In a statement which arguably fell short of a denial that the stunt was pre-planned, Samsung said the selfie was something "nobody expected."
"While we were a sponsor of the Oscars and had an integration with ABC, we were delighted to see Ellen organically incorporate the device into the selfie moment that had everyone talking," it wrote.
"A great surprise for everyone, she captured something that nobody expected," it wrote.
It added that "in honor of this epic moment," which has generated over 3 million retweets so far, it would donate $1.5 million to two charities chosen by DeGeneres: St Jude's and the Humane Society.

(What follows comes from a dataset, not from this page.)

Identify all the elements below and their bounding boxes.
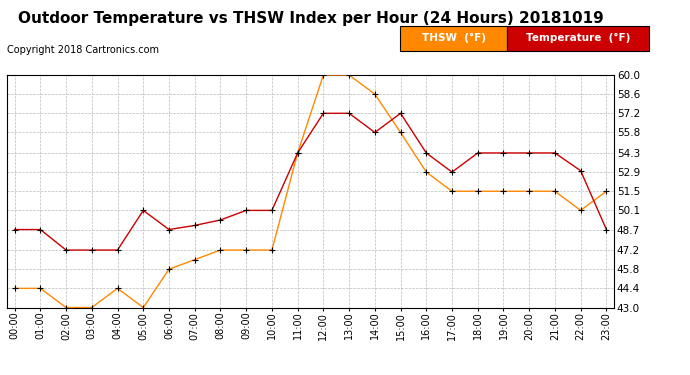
Text: THSW  (°F): THSW (°F) (422, 33, 486, 44)
Text: Outdoor Temperature vs THSW Index per Hour (24 Hours) 20181019: Outdoor Temperature vs THSW Index per Ho… (18, 11, 603, 26)
Text: Copyright 2018 Cartronics.com: Copyright 2018 Cartronics.com (7, 45, 159, 55)
Text: Temperature  (°F): Temperature (°F) (526, 33, 630, 44)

DeGeneres corralled a crowd of stars including Brad Pitt, Bradley Cooper, Meryl Streep, Kevin Spacey, Lupita Nyong'o and Jennifer Lawrence for the selfie.
DeGeneres, who said Twitter officials contacted her to say she broke the record, had her eyes on the prize even before posting the photo, encouraging viewers of the widely-watched show to retweet it and break the record.
Viewers obliged. Within five minutes, it had nearly 100,000 retweets. Less than 90 minutes after that, her tweet had garnered more than 1.9 million retweets and nearly 900,000 "favorites."
By Wednesday the photo had been retweeted over 3.25 million times.